Nayef's own son Prince Mohammed bin Nayef, a well regarded deputy interior minister in the current admin, headed Saudi efforts to root al Qaeda from the kingdom.

Named governor of Riyadh aged only 20, Nayef impressed his father and went on to become interior minister in 1975 where he was soon known as an ally of the Wahhabi clerics who supported Saudi rule and had run the palace school of his childhood.

It was this ministerial role that came to define Nayef by giving him responsibility for protecting the kingdom from internal threats - most frequently from Islamist militants.

"Given his paramount concern with maintaining stability, Nayef's instincts tend towards concessions to religious demands, especially on cultural-social issues," said the leaked US appraisal of him in 2009. "This is sometimes misinterpreted as opposition to reform, but more likely stems from a desire to balance competing social forces."

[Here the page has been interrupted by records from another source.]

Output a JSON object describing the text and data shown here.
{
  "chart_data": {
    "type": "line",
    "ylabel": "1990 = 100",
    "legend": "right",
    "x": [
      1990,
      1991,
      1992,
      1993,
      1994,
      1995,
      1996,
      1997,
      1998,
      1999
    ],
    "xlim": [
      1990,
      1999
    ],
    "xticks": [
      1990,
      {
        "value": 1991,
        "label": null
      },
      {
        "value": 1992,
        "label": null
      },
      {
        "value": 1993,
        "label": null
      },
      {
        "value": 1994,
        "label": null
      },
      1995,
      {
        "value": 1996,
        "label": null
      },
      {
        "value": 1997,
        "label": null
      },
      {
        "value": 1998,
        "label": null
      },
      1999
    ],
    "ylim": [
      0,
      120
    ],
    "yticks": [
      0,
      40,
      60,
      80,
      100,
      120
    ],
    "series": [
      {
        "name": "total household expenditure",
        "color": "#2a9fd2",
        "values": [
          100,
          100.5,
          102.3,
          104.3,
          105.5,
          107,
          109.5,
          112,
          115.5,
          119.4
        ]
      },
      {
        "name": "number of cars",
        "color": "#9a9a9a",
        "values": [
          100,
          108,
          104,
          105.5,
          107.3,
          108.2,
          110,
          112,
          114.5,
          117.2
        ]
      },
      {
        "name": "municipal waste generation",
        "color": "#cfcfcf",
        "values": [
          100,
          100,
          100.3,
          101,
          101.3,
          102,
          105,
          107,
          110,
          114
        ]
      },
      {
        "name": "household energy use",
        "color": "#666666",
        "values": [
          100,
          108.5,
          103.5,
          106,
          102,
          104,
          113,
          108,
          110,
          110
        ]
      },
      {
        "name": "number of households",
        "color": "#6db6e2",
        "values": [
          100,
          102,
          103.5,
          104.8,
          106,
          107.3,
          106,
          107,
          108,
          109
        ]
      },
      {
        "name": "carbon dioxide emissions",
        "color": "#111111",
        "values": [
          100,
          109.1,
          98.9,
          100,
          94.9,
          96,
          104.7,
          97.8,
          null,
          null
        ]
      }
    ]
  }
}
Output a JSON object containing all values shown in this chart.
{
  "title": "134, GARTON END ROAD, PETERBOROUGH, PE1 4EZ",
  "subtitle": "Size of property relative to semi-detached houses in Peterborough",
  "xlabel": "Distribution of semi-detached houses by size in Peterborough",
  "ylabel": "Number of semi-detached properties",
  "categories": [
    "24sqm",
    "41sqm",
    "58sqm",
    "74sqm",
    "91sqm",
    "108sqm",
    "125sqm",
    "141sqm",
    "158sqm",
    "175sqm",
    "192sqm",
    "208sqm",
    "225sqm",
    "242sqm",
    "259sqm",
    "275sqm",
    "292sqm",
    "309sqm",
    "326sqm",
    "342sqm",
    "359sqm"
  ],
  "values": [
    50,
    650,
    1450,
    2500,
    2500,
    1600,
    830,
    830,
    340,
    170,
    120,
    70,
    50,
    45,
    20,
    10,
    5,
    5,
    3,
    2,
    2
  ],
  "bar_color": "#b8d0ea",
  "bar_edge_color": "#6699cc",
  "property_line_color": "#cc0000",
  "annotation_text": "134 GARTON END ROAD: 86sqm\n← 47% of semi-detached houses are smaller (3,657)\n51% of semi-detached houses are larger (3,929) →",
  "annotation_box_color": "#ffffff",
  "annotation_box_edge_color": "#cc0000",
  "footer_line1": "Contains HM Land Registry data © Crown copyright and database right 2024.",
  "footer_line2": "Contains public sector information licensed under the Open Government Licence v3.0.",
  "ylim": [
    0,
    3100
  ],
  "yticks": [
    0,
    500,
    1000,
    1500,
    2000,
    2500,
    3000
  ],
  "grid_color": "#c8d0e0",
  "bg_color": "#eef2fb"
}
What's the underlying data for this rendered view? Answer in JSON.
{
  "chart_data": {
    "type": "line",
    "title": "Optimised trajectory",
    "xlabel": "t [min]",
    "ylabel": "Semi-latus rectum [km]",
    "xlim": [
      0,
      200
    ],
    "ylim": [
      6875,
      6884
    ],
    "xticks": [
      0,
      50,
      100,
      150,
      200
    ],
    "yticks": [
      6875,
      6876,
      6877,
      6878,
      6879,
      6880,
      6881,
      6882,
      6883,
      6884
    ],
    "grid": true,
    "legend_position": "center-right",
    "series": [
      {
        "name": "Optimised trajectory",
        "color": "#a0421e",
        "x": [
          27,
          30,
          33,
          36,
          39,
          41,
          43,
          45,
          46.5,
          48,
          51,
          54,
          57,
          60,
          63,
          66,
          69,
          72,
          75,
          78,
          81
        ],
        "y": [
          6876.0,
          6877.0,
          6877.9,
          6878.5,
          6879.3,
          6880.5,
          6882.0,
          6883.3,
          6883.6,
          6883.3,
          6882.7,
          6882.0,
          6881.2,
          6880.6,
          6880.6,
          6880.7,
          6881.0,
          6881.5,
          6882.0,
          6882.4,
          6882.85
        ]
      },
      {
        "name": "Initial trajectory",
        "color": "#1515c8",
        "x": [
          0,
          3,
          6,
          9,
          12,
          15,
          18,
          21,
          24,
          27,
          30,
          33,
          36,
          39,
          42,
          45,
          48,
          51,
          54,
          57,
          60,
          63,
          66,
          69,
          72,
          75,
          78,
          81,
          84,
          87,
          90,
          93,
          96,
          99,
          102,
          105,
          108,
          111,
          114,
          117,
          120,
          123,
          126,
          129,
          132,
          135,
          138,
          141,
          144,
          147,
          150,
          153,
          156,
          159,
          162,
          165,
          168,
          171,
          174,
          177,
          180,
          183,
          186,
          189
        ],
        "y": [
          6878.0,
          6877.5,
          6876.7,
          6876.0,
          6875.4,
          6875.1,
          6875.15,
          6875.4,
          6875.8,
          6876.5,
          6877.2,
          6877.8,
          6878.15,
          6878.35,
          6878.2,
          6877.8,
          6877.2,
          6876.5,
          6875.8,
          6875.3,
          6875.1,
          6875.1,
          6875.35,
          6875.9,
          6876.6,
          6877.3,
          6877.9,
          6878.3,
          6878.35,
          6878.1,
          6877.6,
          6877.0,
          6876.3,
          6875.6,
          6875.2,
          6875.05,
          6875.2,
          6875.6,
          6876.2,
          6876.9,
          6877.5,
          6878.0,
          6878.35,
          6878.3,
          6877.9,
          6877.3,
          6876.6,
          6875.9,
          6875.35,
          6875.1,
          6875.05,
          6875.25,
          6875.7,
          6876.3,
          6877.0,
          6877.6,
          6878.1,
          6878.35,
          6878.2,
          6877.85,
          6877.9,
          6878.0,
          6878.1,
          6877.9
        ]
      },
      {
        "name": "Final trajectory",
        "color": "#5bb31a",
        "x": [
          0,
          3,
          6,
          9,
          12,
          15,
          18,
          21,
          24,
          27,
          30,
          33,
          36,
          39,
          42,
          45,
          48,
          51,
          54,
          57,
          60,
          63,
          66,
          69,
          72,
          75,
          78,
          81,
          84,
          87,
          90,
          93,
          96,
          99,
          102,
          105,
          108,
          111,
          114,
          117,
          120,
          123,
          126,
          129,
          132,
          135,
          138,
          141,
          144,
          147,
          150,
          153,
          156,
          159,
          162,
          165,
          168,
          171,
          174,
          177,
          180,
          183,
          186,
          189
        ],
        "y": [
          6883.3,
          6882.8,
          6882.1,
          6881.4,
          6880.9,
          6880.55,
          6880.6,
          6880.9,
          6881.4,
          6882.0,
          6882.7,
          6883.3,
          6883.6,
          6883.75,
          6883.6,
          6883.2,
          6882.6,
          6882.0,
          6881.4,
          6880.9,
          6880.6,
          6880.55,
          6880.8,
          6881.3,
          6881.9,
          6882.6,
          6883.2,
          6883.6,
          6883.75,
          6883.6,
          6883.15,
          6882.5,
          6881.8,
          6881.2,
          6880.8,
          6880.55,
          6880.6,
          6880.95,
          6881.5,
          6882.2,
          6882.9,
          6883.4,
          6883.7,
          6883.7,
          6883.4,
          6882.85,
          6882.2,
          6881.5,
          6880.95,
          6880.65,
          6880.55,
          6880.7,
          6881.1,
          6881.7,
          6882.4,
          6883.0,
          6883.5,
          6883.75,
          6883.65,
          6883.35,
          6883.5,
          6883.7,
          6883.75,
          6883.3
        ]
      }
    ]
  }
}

As the man to whom regional governors answered, Nayef personally handled the petitions of individual Saudi citizens on a daily basis, cultivating a network of supporters across a kingdom where tribal and regional ties still matter.

IMPISH HUMOUR

Despite his fierce reputation atop the internal security forces, Nayef was said by princes to be among the kinder members of the al-Saud dynasty, treating nephews and nieces of the younger generation with more consideration than his peers.

That avuncular side to his character contrasted with the image he sometimes showed to foreign diplomats, who described him as prickly and, in the US appraisal, stiff, slow and shy, despite occasional flashes of "impish" humour.